This quote is from the Amazon description of his forthcoming book, “God: The Failed Hypothesis. How Science Shows That God Does Not Exist.” Provocative title. I’m stoked. Amazon has gotten my pre-order. Just need to wait for January 2007 to have my faithless faith invigorated.
Stenger came to my attention recently when I read a review of his “The Comprehensible Cosmos” in New Scientist. Since I found it difficult to comprehend even much of the one page review, I figured that I’d wait for Stenger’s next book—which appears to be less technical—than plow through this title.
I did appreciate this passage from Marcus Chown’s review, however:
The symmetries that lead to the laws of physics are exactly the same as those that would apply if the universe were completely empty. They are the symmetries of the void.

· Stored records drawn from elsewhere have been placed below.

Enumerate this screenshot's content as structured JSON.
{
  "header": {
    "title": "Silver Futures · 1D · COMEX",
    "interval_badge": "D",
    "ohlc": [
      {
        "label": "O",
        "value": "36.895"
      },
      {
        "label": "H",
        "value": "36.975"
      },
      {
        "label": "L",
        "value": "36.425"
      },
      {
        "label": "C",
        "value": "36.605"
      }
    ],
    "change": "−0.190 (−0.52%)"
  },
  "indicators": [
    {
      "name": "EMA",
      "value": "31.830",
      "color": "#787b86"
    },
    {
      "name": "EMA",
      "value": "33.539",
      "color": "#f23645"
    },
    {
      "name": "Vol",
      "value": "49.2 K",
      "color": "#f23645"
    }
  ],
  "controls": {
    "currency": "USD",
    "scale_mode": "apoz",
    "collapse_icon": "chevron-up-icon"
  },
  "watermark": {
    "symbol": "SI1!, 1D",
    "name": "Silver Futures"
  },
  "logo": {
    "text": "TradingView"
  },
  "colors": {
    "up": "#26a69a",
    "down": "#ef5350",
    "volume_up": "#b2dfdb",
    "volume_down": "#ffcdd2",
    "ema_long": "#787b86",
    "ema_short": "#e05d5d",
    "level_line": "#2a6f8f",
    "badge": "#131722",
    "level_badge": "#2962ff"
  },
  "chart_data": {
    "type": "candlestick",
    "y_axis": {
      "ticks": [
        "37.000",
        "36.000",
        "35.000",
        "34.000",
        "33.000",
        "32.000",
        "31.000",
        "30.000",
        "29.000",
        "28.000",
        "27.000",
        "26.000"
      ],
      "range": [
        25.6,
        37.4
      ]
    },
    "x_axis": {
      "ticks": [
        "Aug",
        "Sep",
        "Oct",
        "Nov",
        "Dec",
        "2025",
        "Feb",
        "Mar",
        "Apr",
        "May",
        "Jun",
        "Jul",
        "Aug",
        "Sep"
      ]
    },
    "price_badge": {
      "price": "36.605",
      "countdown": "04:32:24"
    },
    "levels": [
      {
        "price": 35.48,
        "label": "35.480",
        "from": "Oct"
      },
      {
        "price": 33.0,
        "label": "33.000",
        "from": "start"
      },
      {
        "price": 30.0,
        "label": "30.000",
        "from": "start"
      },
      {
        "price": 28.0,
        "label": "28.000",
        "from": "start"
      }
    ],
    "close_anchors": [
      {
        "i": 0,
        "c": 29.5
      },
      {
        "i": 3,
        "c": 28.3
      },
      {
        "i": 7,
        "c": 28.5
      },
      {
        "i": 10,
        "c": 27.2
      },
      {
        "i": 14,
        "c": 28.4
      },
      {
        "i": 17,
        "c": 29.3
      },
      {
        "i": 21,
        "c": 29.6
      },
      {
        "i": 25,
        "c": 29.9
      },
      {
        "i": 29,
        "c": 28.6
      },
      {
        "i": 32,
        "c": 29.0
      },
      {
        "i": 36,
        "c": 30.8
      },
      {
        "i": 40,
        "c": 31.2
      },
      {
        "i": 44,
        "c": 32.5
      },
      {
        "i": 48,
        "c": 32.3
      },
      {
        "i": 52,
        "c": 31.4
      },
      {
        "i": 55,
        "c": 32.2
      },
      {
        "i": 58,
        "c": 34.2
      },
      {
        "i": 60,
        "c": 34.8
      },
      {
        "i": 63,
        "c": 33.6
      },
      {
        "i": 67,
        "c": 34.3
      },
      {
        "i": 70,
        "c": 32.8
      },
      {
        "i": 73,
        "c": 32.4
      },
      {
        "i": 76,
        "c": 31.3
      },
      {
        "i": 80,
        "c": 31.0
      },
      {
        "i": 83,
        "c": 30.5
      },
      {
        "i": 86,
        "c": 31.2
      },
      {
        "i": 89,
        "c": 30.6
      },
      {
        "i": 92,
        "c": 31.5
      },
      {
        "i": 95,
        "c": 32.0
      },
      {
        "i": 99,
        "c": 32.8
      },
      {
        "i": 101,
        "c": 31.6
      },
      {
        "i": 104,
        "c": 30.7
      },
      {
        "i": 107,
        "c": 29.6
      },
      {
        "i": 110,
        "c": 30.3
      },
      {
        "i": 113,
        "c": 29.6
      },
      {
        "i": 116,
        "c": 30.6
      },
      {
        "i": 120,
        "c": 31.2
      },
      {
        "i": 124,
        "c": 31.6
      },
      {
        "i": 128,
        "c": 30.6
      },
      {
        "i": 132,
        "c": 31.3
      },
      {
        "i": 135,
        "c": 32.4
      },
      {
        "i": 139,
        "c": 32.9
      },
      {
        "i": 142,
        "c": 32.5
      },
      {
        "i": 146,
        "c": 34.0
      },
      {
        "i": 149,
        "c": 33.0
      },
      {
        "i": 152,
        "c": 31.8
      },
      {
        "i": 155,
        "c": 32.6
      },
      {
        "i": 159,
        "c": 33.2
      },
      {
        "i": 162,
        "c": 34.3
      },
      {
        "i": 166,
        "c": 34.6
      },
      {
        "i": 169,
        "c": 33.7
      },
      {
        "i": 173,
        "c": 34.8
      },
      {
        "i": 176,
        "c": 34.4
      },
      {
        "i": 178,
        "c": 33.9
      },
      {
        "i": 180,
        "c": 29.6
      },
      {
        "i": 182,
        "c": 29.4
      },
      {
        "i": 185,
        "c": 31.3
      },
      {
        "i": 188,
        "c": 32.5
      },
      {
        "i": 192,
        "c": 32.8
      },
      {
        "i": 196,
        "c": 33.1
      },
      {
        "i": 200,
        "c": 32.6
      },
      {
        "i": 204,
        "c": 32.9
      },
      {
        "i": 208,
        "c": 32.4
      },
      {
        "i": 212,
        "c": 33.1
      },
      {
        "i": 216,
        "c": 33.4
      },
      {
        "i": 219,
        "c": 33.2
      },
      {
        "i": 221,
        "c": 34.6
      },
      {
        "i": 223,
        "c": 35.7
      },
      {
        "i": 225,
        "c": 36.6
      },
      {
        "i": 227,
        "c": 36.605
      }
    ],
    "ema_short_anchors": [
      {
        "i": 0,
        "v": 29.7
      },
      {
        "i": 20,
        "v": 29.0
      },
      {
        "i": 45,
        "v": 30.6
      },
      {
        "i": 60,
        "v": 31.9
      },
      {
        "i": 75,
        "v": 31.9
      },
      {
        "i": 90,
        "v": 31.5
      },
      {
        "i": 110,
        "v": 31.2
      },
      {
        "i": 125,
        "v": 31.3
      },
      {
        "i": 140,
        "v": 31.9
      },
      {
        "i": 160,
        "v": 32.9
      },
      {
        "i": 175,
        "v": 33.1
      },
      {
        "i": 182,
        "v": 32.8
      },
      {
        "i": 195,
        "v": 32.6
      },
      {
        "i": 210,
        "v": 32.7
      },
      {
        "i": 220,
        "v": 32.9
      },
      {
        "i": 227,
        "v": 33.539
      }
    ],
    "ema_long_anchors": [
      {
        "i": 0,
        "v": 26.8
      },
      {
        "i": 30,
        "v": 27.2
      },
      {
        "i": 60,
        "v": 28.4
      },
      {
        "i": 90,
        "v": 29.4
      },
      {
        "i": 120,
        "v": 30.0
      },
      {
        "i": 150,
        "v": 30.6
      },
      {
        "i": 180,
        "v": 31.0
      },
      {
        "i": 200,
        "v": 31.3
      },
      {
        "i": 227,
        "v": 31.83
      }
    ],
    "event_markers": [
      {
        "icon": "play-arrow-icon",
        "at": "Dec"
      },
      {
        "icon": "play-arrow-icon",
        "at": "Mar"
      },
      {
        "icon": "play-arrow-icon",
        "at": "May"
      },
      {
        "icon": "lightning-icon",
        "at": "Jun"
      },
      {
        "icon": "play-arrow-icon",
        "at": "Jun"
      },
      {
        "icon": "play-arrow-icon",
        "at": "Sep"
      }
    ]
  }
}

Wu! And…Whew! Great news. I’ve got this primal fear of non-existence, so it’s comforting to know that the something of this universe is founded on nothing. The seeming emptiness of the void, says Stenger, is the source of everything. Chown writes:
Something came from nothing, he [Stenger] says, because something is more stable than nothing. In the beginning, there was the void, governed by the laws of the void, but the void changed into something more structured—rearranged nothing, if you like—just like featureless water changing into crystalline ice because at low temperatures ice is more stable than water.
It’s nice to know that something is more stable than nothing. Hopefully this means that the something I am now won’t revert to a formless blob of nothingness after death. But if it does, the good news is that I won’t be around to worry about it.
What I find most inspiring about Stenger’s yet-to-be-published book is that science has found absolute no trace—nada, zilch, nicht—of God in the universe. This is the conclusion I’ve come to also, albeit from a more mystical perspective.
After thousands of years of people meditating, contemplating, praying, and otherwise searching for some demonstrable sign of God’s presence, the result is total absence. Zero verifiable evidence has been put on the religious table. All we have are subjective claims, not objective facts.
As Stenger says, this is just what you would expect if God does not exist. It is also just what you would expect if there were a reality beyond the physical that does not interact with materiality other than through the laws of nature.
Either way, religious worship is a crock. Almost certainly divinity never has, nor ever will be, found outwardly in a person, book, icon, or holy place. If it is to be found at all, it will be inwardly—in the depths of the unfathomable mystery that manifests as life, consciousness, existence.
Nothing is what we find when we look within. After thirty-five years of meditation I can testify to that. Yet this nothing may, repeat, may, be akin to, if not identical with, ultimate reality.
Such is the ageless message of great mystics. And it is entirely compatible with the message of the new physics. There’s no God out there. Perhaps, though, there is in here.
Take a browse around Victor Stenger’s website. I like his style. It’s refreshing to find a Professor Emeritus of Physics and Astronomy who also is an adjunct philosophy professor.